Publisher: Viz Media (Jump Comics).
Release Date: August 7th, 2001 – August 22, 2016.
Genre(s): Fantasy, Adventure, Supernatural.
My Overall Rating: ★★★☆☆ (3.5/5).
Among the many countless Japanese shōnen manga series that took the world by storm, there was one with a orange-haired kid that caught my eye as a young teenager. When he was introduced to a world that reimagined grim reapers with fascinating characters who possess unique abilities (especially upon unleashing their bankai), I just couldn’t believe it. My excitement was piercing through the roof. My curiosity was piqued beyond my understanding. From the various friendships built through the series to the incredible action scenes capturing the mangaka’s stunning artwork, I was enthralled by the journey and wanted to see how cool this kid could get as he grew up. Unfortunately, I ended up quitting on the anime (or just anime as a whole) in my young adult days and never got around to completing this series. This year, I took the time to revisit this beloved series and to find out for myself what happened to this orange-haired kid and what kind of evil was he able to slice away from existence.
What is Bleach about? The story follows the young teenager Ichigo Kurosaki and his unexpected burden (or gift) upon obtaining the powers of a Soul Reaper from the mysterious and in distress Soul Reaper Rukia Kuchiki. As he learns about his ability to see spirits and his new role to send the good ones to the afterlife while eliminating the bad ones, he slowly makes new friends in otherworldly realms and defeats evil foes with ill intentions as the stakes increase over the years. Collected in 74 volumes, his adventures set him on a course towards self-discovery and maturity despite his usual temperament characterizing him as a hotheaded kid who never asked for anything in the world but to be left alone to his peaceful loafing. He also discovers along the way the history behind the Soul Society and the secrets that they have kept from the world.
Upon setting my feet into this universe, I was completely taken by a wave of nostalgia. The characterization of each of these heroes, the character design illustrated with a refined sharpness, the action-packed story-lines that always had you wondering what new ability these guys were going to showcase. I was simply mesmerized by the direction of this action-centric franchise and looked forward to the inevitable battle match-ups up until the boss fights that would occur for the story-arc. There’s something thoroughly captivating to watch Ichigo Kurosaki and his friends grow and reinforce their bonds as they face new menaces along the way. There was simply nothing that could stop these guys from helping each other get out of hell and I found it exciting as things started to heat up in their world..
The entire franchise can be divided in four story-arcs: the Soul Society arc, the Arrancar arc , the Fullbring (or The Lost Agent) arc, and the Quincy (or the 1,000 Year Blood War) arc. The first story-arc remains the most captivating and original narrative of the franchise, feeling fresh and exciting for fans to indulge.
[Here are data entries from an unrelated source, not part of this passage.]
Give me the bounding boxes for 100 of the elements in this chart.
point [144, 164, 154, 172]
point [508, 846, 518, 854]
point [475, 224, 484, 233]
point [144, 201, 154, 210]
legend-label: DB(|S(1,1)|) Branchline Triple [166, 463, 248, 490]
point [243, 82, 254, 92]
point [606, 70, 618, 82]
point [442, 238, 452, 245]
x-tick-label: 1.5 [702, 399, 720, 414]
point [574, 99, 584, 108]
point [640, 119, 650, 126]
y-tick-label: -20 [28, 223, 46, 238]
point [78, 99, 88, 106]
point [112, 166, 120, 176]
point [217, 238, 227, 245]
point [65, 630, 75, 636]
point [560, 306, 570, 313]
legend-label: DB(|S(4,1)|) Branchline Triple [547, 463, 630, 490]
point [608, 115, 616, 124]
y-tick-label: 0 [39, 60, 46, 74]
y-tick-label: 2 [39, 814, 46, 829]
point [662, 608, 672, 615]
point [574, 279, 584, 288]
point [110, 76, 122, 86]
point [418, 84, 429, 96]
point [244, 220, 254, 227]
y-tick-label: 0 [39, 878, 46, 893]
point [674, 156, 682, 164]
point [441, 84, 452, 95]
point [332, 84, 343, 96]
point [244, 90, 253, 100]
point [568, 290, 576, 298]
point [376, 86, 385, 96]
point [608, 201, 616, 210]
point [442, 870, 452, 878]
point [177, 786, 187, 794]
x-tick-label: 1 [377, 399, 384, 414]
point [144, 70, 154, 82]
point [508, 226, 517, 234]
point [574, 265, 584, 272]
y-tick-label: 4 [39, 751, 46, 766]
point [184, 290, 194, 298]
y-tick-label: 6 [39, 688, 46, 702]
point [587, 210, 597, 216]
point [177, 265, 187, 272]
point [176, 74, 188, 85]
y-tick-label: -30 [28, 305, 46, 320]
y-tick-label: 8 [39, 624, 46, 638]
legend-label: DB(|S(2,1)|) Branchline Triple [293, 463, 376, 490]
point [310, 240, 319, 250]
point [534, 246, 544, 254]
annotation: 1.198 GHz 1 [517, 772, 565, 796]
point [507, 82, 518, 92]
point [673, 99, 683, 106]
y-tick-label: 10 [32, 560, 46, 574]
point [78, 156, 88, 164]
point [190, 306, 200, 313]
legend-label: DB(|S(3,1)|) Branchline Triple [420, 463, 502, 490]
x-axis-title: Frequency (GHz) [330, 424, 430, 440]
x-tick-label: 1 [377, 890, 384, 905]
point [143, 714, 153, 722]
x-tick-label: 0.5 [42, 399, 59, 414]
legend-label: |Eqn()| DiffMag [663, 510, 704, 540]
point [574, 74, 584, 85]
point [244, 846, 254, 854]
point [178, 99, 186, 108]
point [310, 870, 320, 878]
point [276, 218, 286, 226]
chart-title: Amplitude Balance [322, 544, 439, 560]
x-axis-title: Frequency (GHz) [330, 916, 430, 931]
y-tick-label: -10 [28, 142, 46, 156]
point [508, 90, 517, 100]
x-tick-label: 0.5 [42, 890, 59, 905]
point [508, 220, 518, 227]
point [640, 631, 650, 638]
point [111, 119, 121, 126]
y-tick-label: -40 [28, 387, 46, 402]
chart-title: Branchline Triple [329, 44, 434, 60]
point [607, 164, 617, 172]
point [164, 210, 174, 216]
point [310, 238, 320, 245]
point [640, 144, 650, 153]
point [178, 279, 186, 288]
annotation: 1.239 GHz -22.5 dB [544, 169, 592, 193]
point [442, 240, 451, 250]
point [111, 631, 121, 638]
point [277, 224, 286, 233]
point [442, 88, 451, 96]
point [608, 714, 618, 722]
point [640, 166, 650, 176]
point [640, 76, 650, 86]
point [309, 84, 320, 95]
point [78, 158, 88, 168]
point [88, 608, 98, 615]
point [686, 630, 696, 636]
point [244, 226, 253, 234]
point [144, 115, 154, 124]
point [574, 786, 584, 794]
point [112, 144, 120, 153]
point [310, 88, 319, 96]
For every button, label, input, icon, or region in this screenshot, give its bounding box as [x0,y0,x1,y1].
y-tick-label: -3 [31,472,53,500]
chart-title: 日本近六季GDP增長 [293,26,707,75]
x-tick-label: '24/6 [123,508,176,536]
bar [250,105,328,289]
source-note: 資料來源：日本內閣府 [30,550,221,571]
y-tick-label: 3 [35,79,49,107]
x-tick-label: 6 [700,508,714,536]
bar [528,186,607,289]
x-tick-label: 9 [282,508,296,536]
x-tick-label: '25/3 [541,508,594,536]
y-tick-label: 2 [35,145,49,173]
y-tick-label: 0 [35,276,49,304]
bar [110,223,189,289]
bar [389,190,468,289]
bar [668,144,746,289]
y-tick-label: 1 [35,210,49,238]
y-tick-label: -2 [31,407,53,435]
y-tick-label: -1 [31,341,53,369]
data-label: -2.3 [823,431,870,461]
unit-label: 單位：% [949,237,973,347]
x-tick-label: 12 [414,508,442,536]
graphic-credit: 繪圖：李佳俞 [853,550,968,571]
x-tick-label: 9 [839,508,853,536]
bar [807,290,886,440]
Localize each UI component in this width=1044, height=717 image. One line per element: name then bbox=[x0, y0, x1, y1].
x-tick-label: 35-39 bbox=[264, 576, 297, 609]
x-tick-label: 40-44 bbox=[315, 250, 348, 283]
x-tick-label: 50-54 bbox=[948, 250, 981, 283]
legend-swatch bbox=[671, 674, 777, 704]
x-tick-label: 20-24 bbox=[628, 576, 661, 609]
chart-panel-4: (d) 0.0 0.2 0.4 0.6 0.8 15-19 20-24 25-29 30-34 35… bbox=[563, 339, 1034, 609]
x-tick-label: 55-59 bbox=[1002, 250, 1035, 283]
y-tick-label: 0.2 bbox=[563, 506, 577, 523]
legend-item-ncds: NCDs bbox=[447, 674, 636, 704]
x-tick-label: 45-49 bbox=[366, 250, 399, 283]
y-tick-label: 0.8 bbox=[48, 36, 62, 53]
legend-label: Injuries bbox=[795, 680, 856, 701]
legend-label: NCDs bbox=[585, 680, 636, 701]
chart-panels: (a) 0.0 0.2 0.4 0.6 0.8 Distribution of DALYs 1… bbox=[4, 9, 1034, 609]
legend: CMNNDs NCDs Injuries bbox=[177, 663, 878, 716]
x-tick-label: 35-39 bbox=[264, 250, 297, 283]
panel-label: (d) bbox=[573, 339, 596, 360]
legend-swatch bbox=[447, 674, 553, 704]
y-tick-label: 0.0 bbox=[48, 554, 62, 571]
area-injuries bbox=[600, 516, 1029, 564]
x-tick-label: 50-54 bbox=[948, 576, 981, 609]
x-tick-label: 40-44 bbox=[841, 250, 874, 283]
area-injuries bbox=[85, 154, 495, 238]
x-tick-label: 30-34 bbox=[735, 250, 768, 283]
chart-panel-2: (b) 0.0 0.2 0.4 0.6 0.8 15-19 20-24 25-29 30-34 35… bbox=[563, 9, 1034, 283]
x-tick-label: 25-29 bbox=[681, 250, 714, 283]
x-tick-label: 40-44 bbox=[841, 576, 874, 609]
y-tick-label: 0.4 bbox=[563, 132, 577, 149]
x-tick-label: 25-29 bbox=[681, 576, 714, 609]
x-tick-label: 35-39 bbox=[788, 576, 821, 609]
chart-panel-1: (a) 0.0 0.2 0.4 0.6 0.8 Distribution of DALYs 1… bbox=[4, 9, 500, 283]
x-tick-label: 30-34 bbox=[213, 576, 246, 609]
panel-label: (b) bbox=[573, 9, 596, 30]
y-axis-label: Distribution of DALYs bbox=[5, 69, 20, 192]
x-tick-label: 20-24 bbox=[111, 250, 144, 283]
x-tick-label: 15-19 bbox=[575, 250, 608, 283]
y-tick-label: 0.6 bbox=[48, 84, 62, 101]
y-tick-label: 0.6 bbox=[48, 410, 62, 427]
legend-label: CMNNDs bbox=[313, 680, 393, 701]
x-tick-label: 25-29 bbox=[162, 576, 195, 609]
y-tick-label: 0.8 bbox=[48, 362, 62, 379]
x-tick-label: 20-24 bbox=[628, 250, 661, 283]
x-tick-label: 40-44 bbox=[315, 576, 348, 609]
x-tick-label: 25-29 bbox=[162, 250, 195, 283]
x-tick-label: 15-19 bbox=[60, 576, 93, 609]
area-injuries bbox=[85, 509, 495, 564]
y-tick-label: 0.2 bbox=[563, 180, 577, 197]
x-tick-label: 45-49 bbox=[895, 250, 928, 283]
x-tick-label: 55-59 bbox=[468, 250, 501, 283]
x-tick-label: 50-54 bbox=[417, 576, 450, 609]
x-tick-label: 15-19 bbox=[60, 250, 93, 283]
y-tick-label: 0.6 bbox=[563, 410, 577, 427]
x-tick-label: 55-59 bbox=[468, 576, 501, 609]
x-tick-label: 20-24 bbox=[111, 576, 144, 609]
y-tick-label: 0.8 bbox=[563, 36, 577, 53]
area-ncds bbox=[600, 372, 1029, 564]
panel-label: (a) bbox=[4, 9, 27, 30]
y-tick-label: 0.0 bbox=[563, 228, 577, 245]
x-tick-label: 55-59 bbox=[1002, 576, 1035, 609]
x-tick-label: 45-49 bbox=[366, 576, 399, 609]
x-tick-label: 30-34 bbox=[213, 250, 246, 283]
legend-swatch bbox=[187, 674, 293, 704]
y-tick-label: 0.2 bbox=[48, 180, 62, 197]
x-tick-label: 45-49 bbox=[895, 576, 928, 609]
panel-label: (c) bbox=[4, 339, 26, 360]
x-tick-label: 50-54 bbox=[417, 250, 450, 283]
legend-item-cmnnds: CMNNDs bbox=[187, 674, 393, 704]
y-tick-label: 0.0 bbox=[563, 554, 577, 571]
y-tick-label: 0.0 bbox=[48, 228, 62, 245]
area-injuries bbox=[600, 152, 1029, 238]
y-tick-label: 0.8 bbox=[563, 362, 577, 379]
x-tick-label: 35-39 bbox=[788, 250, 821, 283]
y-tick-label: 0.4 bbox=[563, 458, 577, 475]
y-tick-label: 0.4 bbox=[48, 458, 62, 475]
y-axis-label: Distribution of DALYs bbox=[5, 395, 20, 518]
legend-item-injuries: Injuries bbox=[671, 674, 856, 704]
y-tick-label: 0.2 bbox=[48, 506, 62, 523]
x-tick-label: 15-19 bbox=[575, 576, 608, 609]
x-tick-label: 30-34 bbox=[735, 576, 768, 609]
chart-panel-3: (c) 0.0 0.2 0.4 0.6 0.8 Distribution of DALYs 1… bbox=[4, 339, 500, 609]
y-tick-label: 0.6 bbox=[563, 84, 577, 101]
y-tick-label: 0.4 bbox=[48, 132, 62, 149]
Once mangaka Tite Kubo enters the second story-arc, you could already start to tell that he wasn’t going to give up on the formula that made the first one such a success. It doesn’t ruin much but it does feel a bit more long-winded as the inevitable fights are stretched out as much as possible to keep the suspense high and the series as engaging as possible. However, considering that this remains one of the best story-lines of the franchise and introduces some innovative character development (especially in terms of power-ups), it’s hard to hate much of the action offered here.
The third story-arc is where the mangaka loses it. It completely betrays the original premise of the manga and explores unusual new ideas that never gel together. Good thing it was a short one, right? Not exactly… The final arc is the ultimate nail in the coffin. Everything is awkward, the balance between humour and drama is odd, the fan service ruins certain characters. You could tell that the mangaka wasn’t even trying to give fans a hint of hope towards revitalizing a dying franchise. It doesn’t help that the final act attempts to throw everything in the barrel, praying that the concoction will bring back the dead. Leave it to the final volume’s epilogue chapter to offer nothing satisfying for long-term fans too. Sure, it shows that it was rushed, that there was something outside the story (e.g. publisher and author contracts) that might have pushed for a quicker death, but this wasn’t the way to go. Is it as awful as I claim it to be? No. You will find some exciting new reveals but to see some things get retconned for other things to work was just a shame.
Bleach is an action-packed manga series exploring a young teenager’s quest to rid the world of evil spirits.